La mayoría de las quejas sobre piel seca se deben a cómo se aplica un producto en lugar de a la fórmula en sí. Las cremas hidratantes están diseñadas para retener la hidratación, no para crearla de la nada en una superficie reseca. Si tu piel se siente tirante dentro de una hora después de la aplicación, es probable que te falte el paso esencial de humedecer la piel antes de sellarla.
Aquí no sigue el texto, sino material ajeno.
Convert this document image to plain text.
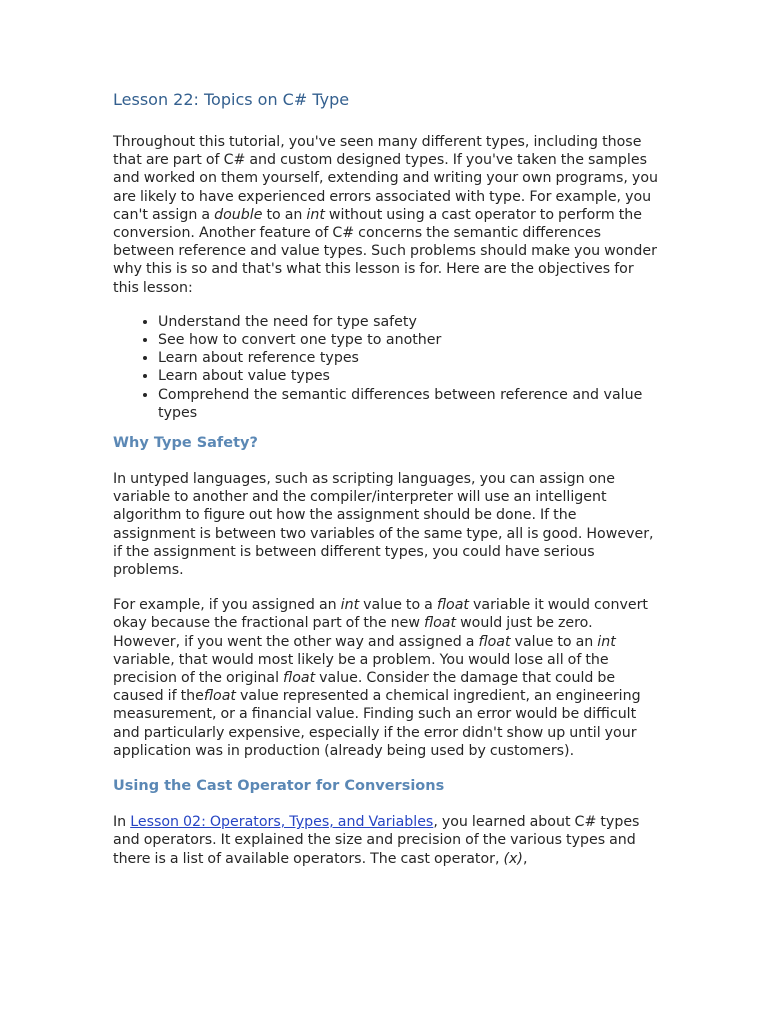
Lesson 22: Topics on C# Type

Throughout this tutorial, you've seen many different types, including those that are part of C# and custom designed types. If you've taken the samples and worked on them yourself, extending and writing your own programs, you are likely to have experienced errors associated with type. For example, you can't assign a double to an int without using a cast operator to perform the conversion. Another feature of C# concerns the semantic differences between reference and value types. Such problems should make you wonder why this is so and that's what this lesson is for. Here are the objectives for this lesson:

• Understand the need for type safety
• See how to convert one type to another
• Learn about reference types
• Learn about value types
• Comprehend the semantic differences between reference and value types
Why Type Safety?

In untyped languages, such as scripting languages, you can assign one variable to another and the compiler/interpreter will use an intelligent algorithm to figure out how the assignment should be done. If the assignment is between two variables of the same type, all is good. However, if the assignment is between different types, you could have serious problems.

For example, if you assigned an int value to a float variable it would convert okay because the fractional part of the new float would just be zero. However, if you went the other way and assigned a float value to an int variable, that would most likely be a problem. You would lose all of the precision of the original float value. Consider the damage that could be caused if thefloat value represented a chemical ingredient, an engineering measurement, or a financial value. Finding such an error would be difficult and particularly expensive, especially if the error didn't show up until your application was in production (already being used by customers).

Using the Cast Operator for Conversions

In Lesson 02: Operators, Types, and Variables, you learned about C# types and operators. It explained the size and precision of the various types and there is a list of available operators. The cast operator, (x),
Comprender la mecánica de los humectantes y oclusivos es necesario para la ejecución adecuada de la rutina. Esta guía aborda los errores comunes en la frecuencia y el orden de aplicación que hacen que incluso las lociones más caras sean ineficaces.

  1. Limpia y humedece. Lava tu rostro con agua tibia para eliminar los residuos del ciclo anterior. Seca la piel con una toalla limpia hasta que esté simplemente húmeda, no goteando. Aplicar crema hidratante sobre la piel completamente seca evita que el producto retenga agua adicional.
  2. Aplica mientras esté húmeda. Dispensa una cantidad de crema hidratante del tamaño de una moneda de diez centavos en la palma de tu mano y caliéntala brevemente entre las yemas de los dedos. Aplica con trazos uniformes, moviéndote hacia arriba desde el cuello hacia la frente. El calor de tus manos ayuda a extender el producto de manera fina y uniforme.
  3. Deja que se absorba. Espera dos minutos completos después de la aplicación antes de intentar aplicar cualquier otro producto o tocar tu rostro. Esto permite que los humectantes atraigan la humedad a las capas superiores de la piel. Apresurar esta ventana a menudo resulta en que el producto se apelmace.
  4. Evalúa el acabado. Comprueba la textura de tu piel después del período de absorción. Si hay un residuo grasoso, has usado demasiado. Si la piel se siente tirante, aplica una segunda capa más ligera específicamente en el perímetro del rostro.
Las cremas hidratantes retienen la hidratación, no la crean a partir de una superficie reseca.